自定义C扩展可能会做得更好。并且PyPI上有许多位阵列类型的模块可供试用。但如果你想沿着这条路前进,那么numpy就是明显的答案。你不能比这更简单:

np.packbits(src)

(A bytearray works just fine as an "array-like".)

(bytearray就像“类似数组”一样工作得很好。)

It's also hard to beat for speed.

速度也很难打败。


For comparison, here's some measurements:

为了比较,这里有一些测量:

  • 60ns/byte + 0.3µs: np.packbits on an array instead of a bytearray
  • 60ns / byte +0.3μs:数组上的np.packbits而不是bytearray

  • 60ns/byte + 1.9µs: np.packbits
  • 60ns / byte +1.9μs:np.packbits

  • 440ns/byte + 3.2µs: for and bit-twiddling in PyPy instead of CPython
  • 440ns / byte +3.2μs:用于PyPy而不是CPython中的bit-twiddling

  • 570µs/byte + 3.8µs: int(…, 2).to_bytes(…) in PyPy instead of CPython
  • 570μs/ byte +3.8μs:PyPy中的int(...,2).to_bytes(...)而不是CPython

  • 610ns/byte + 9.1µs: bitarray
  • 610ns /字节+9.1μs:bitarray

  • 800ns/byte + 2.9µs: gmpy.mpz(…)…
  • 800ns /字节+2.9μs:gmpy.mpz(...)......

  • 1.0µs/byte + 2.8µs: int(…, 2).to_bytes(…)
  • 1.0μs/ byte +2.8μs:int(...,2).to_bytes(...)

  • 2.9µs/byte + 0.2µs: (UBits(Bits(*chunk)) …)
  • 2.9μs/字节+0.2μs:( UBits(Bits(* chunk))...)

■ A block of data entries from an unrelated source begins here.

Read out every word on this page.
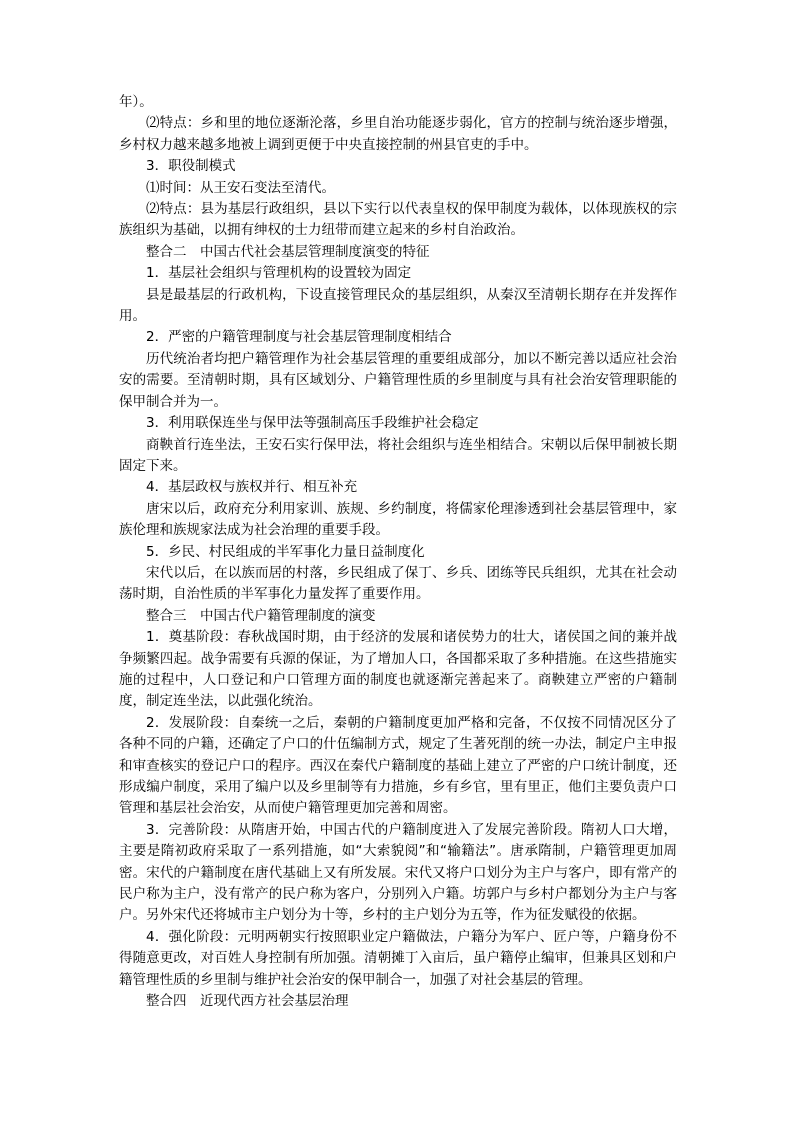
年）。

⑵特点：乡和里的地位逐渐沦落，乡里自治功能逐步弱化，官方的控制与统治逐步增强，乡村权力越来越多地被上调到更便于中央直接控制的州县官吏的手中。

3．职役制模式

⑴时间：从王安石变法至清代。

⑵特点：县为基层行政组织，县以下实行以代表皇权的保甲制度为载体，以体现族权的宗族组织为基础，以拥有绅权的士力纽带而建立起来的乡村自治政治。

整合二　中国古代社会基层管理制度演变的特征

1．基层社会组织与管理机构的设置较为固定

县是最基层的行政机构，下设直接管理民众的基层组织，从秦汉至清朝长期存在并发挥作用。

2．严密的户籍管理制度与社会基层管理制度相结合

历代统治者均把户籍管理作为社会基层管理的重要组成部分，加以不断完善以适应社会治安的需要。至清朝时期，具有区域划分、户籍管理性质的乡里制度与具有社会治安管理职能的保甲制合并为一。

3．利用联保连坐与保甲法等强制高压手段维护社会稳定

商鞅首行连坐法，王安石实行保甲法，将社会组织与连坐相结合。宋朝以后保甲制被长期固定下来。

4．基层政权与族权并行、相互补充

唐宋以后，政府充分利用家训、族规、乡约制度，将儒家伦理渗透到社会基层管理中，家族伦理和族规家法成为社会治理的重要手段。

5．乡民、村民组成的半军事化力量日益制度化

宋代以后，在以族而居的村落，乡民组成了保丁、乡兵、团练等民兵组织，尤其在社会动荡时期，自治性质的半军事化力量发挥了重要作用。

整合三　中国古代户籍管理制度的演变

1．奠基阶段：春秋战国时期，由于经济的发展和诸侯势力的壮大，诸侯国之间的兼并战争频繁四起。战争需要有兵源的保证，为了增加人口，各国都采取了多种措施。在这些措施实施的过程中，人口登记和户口管理方面的制度也就逐渐完善起来了。商鞅建立严密的户籍制度，制定连坐法，以此强化统治。

2．发展阶段：自秦统一之后，秦朝的户籍制度更加严格和完备，不仅按不同情况区分了各种不同的户籍，还确定了户口的什伍编制方式，规定了生著死削的统一办法，制定户主申报和审查核实的登记户口的程序。西汉在秦代户籍制度的基础上建立了严密的户口统计制度，还形成编户制度，采用了编户以及乡里制等有力措施，乡有乡官，里有里正，他们主要负责户口管理和基层社会治安，从而使户籍管理更加完善和周密。

3．完善阶段：从隋唐开始，中国古代的户籍制度进入了发展完善阶段。隋初人口大增，主要是隋初政府采取了一系列措施，如“大索貌阅”和“输籍法”。唐承隋制，户籍管理更加周密。宋代的户籍制度在唐代基础上又有所发展。宋代又将户口划分为主户与客户，即有常产的民户称为主户，没有常产的民户称为客户，分别列入户籍。坊郭户与乡村户都划分为主户与客户。另外宋代还将城市主户划分为十等，乡村的主户划分为五等，作为征发赋役的依据。

4．强化阶段：元明两朝实行按照职业定户籍做法，户籍分为军户、匠户等，户籍身份不得随意更改，对百姓人身控制有所加强。清朝摊丁入亩后，虽户籍停止编审，但兼具区划和户籍管理性质的乡里制与维护社会治安的保甲制合一，加强了对社会基层的管理。

整合四　近现代西方社会基层治理
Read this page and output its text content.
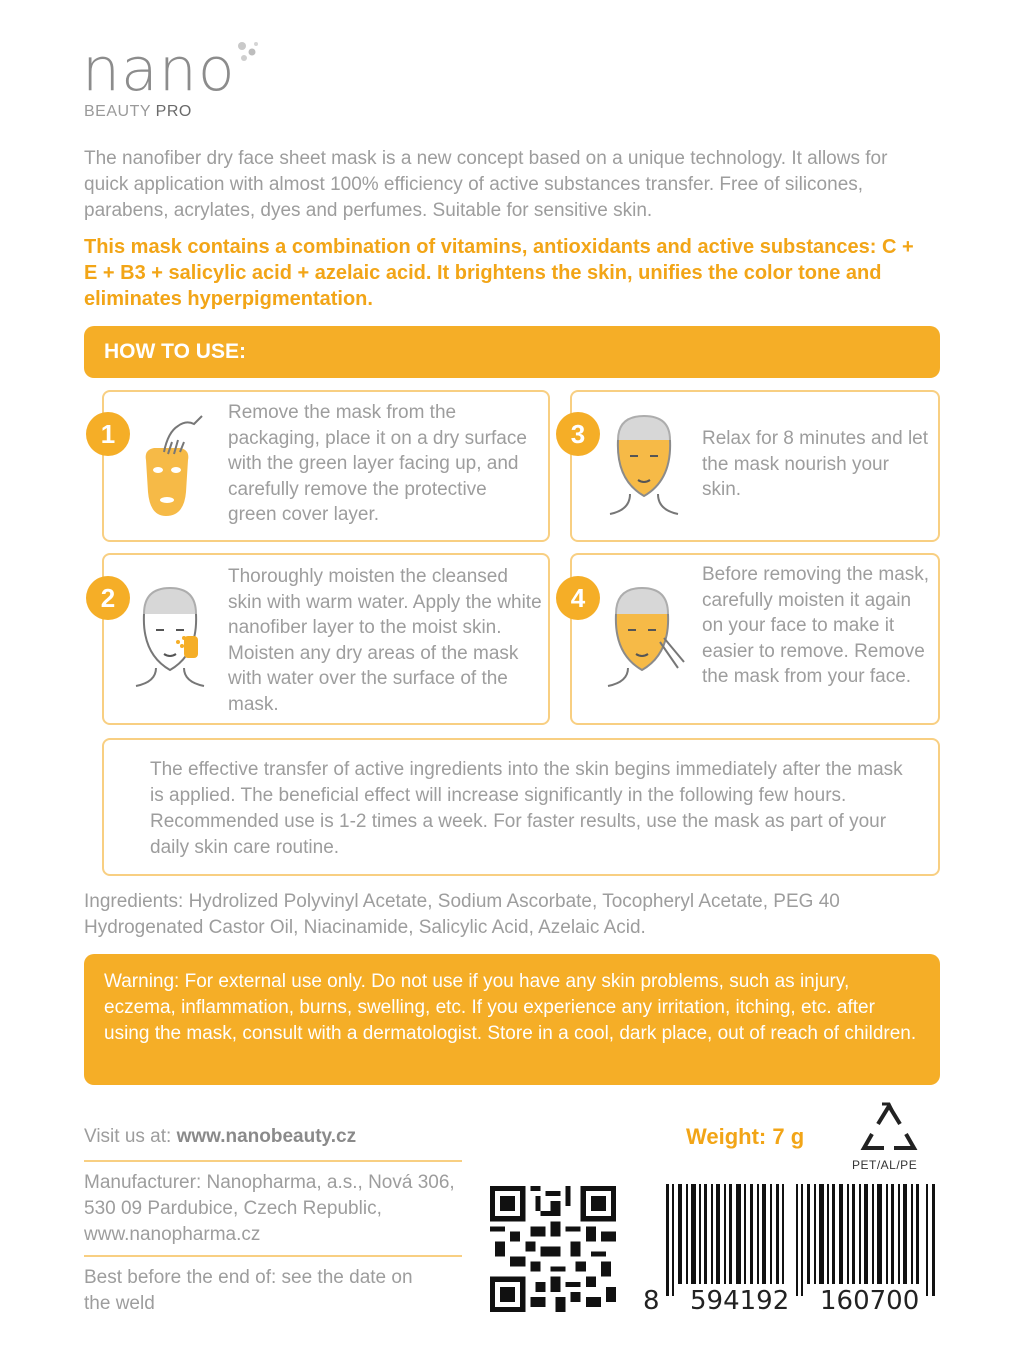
nano
BEAUTY PRO
The nanofiber dry face sheet mask is a new concept based on a unique technology. It allows for quick application with almost 100% efficiency of active substances transfer. Free of silicones, parabens, acrylates, dyes and perfumes. Suitable for sensitive skin.
This mask contains a combination of vitamins, antioxidants and active substances: C + E + B3 + salicylic acid + azelaic acid. It brightens the skin, unifies the color tone and eliminates hyperpigmentation.
HOW TO USE:
1
Remove the mask from the packaging, place it on a dry surface with the green layer facing up, and carefully remove the protective green cover layer.
3	Relax for 8 minutes and let the mask nourish your skin.
2
Thoroughly moisten the cleansed skin with warm water. Apply the white nanofiber layer to the moist skin. Moisten any dry areas of the mask with water over the surface of the mask.
4
Before removing the mask, carefully moisten it again on your face to make it easier to remove. Remove the mask from your face.
The effective transfer of active ingredients into the skin begins immediately after the mask is applied. The beneficial effect will increase significantly in the following few hours. Recommended use is 1-2 times a week. For faster results, use the mask as part of your daily skin care routine.
Ingredients: Hydrolized Polyvinyl Acetate, Sodium Ascorbate, Tocopheryl Acetate, PEG 40 Hydrogenated Castor Oil, Niacinamide, Salicylic Acid, Azelaic Acid.
Warning: For external use only. Do not use if you have any skin problems, such as injury, eczema, inflammation, burns, swelling, etc. If you experience any irritation, itching, etc. after using the mask, consult with a dermatologist. Store in a cool, dark place, out of reach of children.
Visit us at: www.nanobeauty.cz
Manufacturer: Nanopharma, a.s., Nová 306, 530 09 Pardubice, Czech Republic, www.nanopharma.cz
Best before the end of: see the date on the weld
Weight: 7 g
PET/AL/PE
8 594192 160700
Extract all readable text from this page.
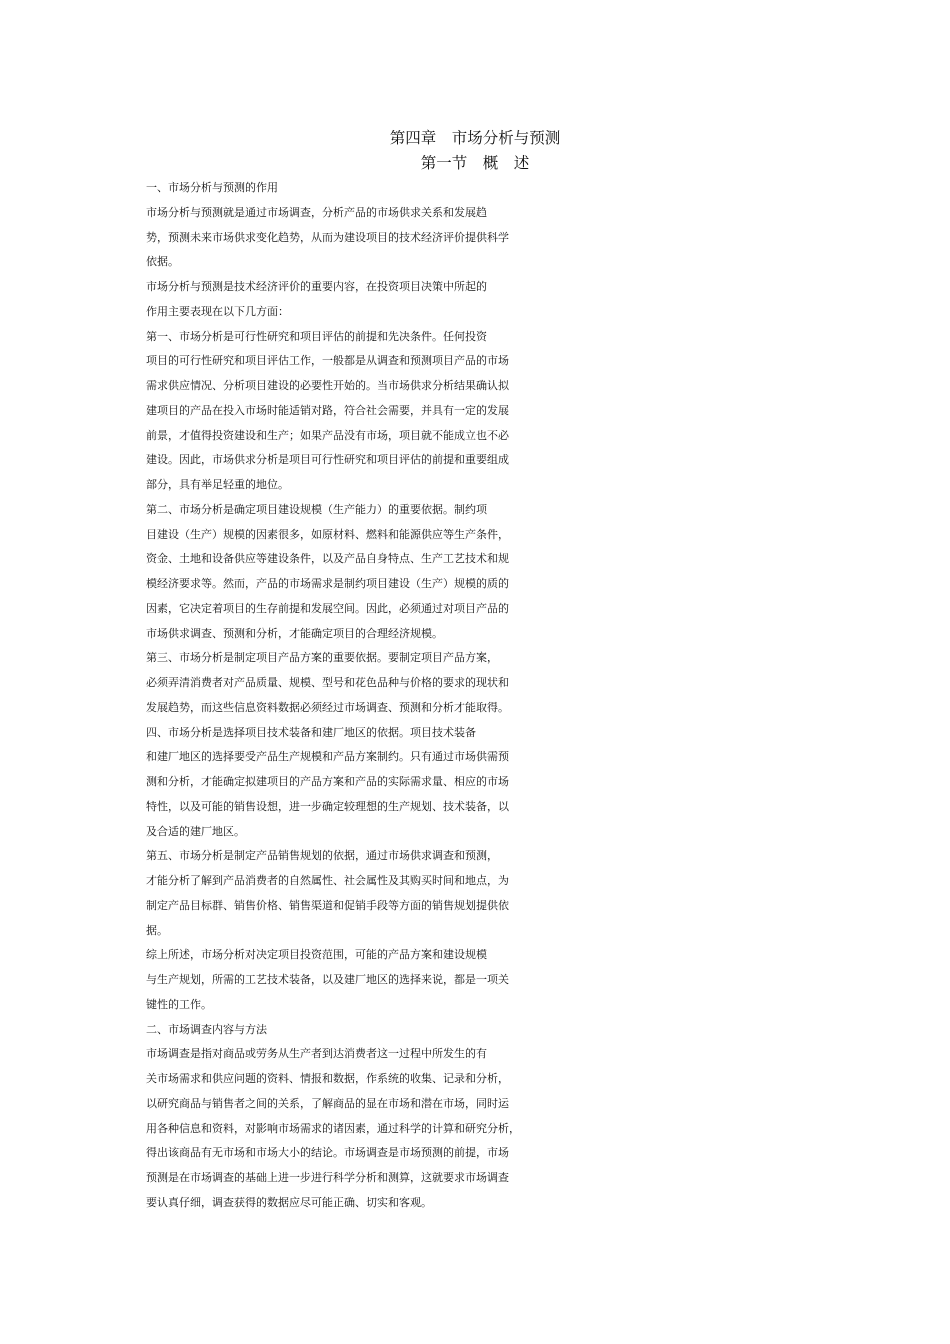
第四章　市场分析与预测
第一节　概　述
一、市场分析与预测的作用
市场分析与预测就是通过市场调查，分析产品的市场供求关系和发展趋
势，预测未来市场供求变化趋势，从而为建设项目的技术经济评价提供科学
依据。
市场分析与预测是技术经济评价的重要内容，在投资项目决策中所起的
作用主要表现在以下几方面：
第一、市场分析是可行性研究和项目评估的前提和先决条件。任何投资
项目的可行性研究和项目评估工作，一般都是从调查和预测项目产品的市场
需求供应情况、分析项目建设的必要性开始的。当市场供求分析结果确认拟
建项目的产品在投入市场时能适销对路，符合社会需要，并具有一定的发展
前景，才值得投资建设和生产；如果产品没有市场，项目就不能成立也不必
建设。因此，市场供求分析是项目可行性研究和项目评估的前提和重要组成
部分，具有举足轻重的地位。
第二、市场分析是确定项目建设规模（生产能力）的重要依据。制约项
目建设（生产）规模的因素很多，如原材料、燃料和能源供应等生产条件，
资金、土地和设备供应等建设条件，以及产品自身特点、生产工艺技术和规
模经济要求等。然而，产品的市场需求是制约项目建设（生产）规模的质的
因素，它决定着项目的生存前提和发展空间。因此，必须通过对项目产品的
市场供求调查、预测和分析，才能确定项目的合理经济规模。
第三、市场分析是制定项目产品方案的重要依据。要制定项目产品方案，
必须弄清消费者对产品质量、规模、型号和花色品种与价格的要求的现状和
发展趋势，而这些信息资料数据必须经过市场调查、预测和分析才能取得。
四、市场分析是选择项目技术装备和建厂地区的依据。项目技术装备
和建厂地区的选择要受产品生产规模和产品方案制约。只有通过市场供需预
测和分析，才能确定拟建项目的产品方案和产品的实际需求量、相应的市场
特性，以及可能的销售设想，进一步确定较理想的生产规划、技术装备，以
及合适的建厂地区。
第五、市场分析是制定产品销售规划的依据，通过市场供求调查和预测，
才能分析了解到产品消费者的自然属性、社会属性及其购买时间和地点，为
制定产品目标群、销售价格、销售渠道和促销手段等方面的销售规划提供依
据。
综上所述，市场分析对决定项目投资范围，可能的产品方案和建设规模
与生产规划，所需的工艺技术装备，以及建厂地区的选择来说，都是一项关
键性的工作。
二、市场调查内容与方法
市场调查是指对商品或劳务从生产者到达消费者这一过程中所发生的有
关市场需求和供应问题的资料、情报和数据，作系统的收集、记录和分析，
以研究商品与销售者之间的关系，了解商品的显在市场和潜在市场，同时运
用各种信息和资料，对影响市场需求的诸因素，通过科学的计算和研究分析，
得出该商品有无市场和市场大小的结论。市场调查是市场预测的前提，市场
预测是在市场调查的基础上进一步进行科学分析和测算，这就要求市场调查
要认真仔细，调查获得的数据应尽可能正确、切实和客观。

  • 16.µs/byte + 0.9µs: for and bit-twiddling
  • 16.μs/ byte +0.9μs:for和bit-twiddling

#2


0  

Using numpy, with test code and comments:

使用numpy,带有测试代码和注释:

#!/usr/bin/env python3
import numpy as np


def pack_bits(a):
    # big-endian - use '<u8' if you want little-endian
    #0000000A0000000B0000000C0000000D0000000E0000000F0000000G0000000H
    b = np.copy(a.view('>u8'))
    #0000000A000000AB000000BC000000CD000000DE000000EF000000FG000000GH
    b |= b >> 7
    #0000000A000000AB00000ABC0000ABCD0000BCDE0000CDEF0000DEFG0000EFGH
    b |= b >> 14
    #0000000A000000AB00000ABC0000ABCD000ABCDE00ABCDEF0ABCDEFGABCDEFGH
    b |= b >> 28
    return np.array(b, dtype='u1')

def main():
    a = []
    for i in range(256):
        # build 8-bit lists without numpy, then convert
        a.append(np.array([int(b) for b in bin(256 + i)[2+1:]], dtype='u1'))
    a = np.array(a)
    print(a)
    b = pack_bits(a)
    print(b)

if __name__ == '__main__':
    main()

Similar code exists for other deinterleaving, bit since the number of bits between inputs is less than the number of bytes in a word, we can avoid the masking here (note that the 0ABCDEFG does not overlap the ABCDEFGH).

由于输入之间的位数小于一个字中的字节数,因此存在其他去交错位的类似代码,我们可以避免屏蔽(注意0ABCDEFG不与ABCDEFGH重叠)。